The tails of new models come from “company sources,” according to Reuters, and suggest Nokia will introduce “cut-price” hardware in multiple handsets, as well as a single new Lumia device on Windows Phone 8, but one designed with affordability in mind. Nokia already offers the budget Lumia 620, a $ 249 smartphone with Microsoft’s latest OS onboard, but that’s still over $ 200, whereas the average selling price of Nokia mobile phones in general was € 31 in 2012, Reuters notes, with net sales of mobile phones accounting for € 9.44 billion in sales in 2012 for the company.
Nokia has had tremendous success with its Series 40 line of devices, as Natasha noted in an article late last year, but even that market where it has traditionally been strong is under attack from rival manufacturers. Nokia is failing to attract audiences in its traditionally strong markets with even low-cost Lumia handsets. And it’s losing share fast to Huawei and ZTE, which are quickly charging up the ranks of global handset manufacturers thanks to an emphatic focus on lower end devices.

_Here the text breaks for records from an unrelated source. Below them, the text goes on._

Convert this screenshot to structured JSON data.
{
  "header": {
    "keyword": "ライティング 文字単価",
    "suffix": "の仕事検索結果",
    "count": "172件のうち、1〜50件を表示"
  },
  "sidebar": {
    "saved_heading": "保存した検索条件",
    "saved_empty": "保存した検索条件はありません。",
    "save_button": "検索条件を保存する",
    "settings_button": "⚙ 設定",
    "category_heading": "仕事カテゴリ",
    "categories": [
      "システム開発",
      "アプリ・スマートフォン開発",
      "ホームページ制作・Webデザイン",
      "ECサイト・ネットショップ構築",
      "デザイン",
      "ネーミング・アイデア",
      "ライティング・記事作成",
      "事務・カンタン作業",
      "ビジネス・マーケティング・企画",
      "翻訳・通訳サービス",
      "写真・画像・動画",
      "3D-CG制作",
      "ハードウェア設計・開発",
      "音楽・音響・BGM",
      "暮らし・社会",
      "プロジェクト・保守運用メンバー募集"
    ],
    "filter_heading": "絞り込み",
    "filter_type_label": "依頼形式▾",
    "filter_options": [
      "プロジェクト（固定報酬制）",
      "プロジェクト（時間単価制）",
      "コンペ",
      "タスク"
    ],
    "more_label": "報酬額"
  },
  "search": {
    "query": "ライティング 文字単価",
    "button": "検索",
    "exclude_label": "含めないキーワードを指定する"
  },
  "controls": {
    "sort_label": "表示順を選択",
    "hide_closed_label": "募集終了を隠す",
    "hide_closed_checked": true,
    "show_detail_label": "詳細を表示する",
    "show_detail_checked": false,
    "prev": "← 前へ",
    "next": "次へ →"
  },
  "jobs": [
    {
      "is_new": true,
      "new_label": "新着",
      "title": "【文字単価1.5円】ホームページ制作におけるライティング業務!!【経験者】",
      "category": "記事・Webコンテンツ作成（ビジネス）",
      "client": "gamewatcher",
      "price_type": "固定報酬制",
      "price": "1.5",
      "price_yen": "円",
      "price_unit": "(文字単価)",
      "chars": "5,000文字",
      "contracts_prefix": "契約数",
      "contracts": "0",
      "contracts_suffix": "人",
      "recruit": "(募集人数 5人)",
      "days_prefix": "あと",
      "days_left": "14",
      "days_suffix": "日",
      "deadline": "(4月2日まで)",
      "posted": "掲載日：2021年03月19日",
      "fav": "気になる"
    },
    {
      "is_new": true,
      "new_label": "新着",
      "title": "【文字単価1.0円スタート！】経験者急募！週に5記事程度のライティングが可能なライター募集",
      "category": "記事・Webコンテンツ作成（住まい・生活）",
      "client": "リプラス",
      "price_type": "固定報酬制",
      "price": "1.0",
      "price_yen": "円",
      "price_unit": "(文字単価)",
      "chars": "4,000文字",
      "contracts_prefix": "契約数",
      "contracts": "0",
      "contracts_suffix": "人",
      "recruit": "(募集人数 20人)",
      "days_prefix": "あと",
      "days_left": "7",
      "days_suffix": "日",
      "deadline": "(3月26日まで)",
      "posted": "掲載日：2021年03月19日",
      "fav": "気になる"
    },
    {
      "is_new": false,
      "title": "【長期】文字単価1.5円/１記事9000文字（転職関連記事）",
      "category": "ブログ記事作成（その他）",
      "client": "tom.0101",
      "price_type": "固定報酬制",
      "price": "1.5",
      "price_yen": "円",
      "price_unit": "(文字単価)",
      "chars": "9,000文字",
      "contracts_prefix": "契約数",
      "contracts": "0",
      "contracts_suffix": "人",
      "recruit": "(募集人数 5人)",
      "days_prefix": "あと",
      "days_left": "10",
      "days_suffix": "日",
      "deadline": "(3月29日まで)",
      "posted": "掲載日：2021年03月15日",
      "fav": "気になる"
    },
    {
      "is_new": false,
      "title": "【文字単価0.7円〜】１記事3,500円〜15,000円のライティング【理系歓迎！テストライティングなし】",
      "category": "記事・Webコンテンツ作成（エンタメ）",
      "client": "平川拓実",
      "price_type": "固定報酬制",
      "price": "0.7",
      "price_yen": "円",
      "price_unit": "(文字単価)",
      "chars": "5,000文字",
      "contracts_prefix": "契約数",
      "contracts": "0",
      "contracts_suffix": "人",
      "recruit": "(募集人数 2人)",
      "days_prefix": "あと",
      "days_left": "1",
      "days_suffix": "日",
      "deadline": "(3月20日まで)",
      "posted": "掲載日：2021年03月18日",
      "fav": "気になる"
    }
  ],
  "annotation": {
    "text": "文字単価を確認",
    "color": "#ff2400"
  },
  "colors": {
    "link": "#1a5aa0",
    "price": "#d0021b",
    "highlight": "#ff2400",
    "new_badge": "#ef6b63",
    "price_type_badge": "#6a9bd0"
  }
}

Nokia’s candle is burning at both ends, with the company facing threats in both smartphones and with low-end devices. The company said to “expect a lot of things” in 2013 based on the Series 40 platform at the end of 2012, and it looks likely we’ll see some of those things unveiled at MWC. A revamped Series 4 line could definitely help shore up its shrinking share of the under $ 100 market, and if a new Lumia can break the $ 200 barrier, we might see Nokia win back some precious smartphone share as well.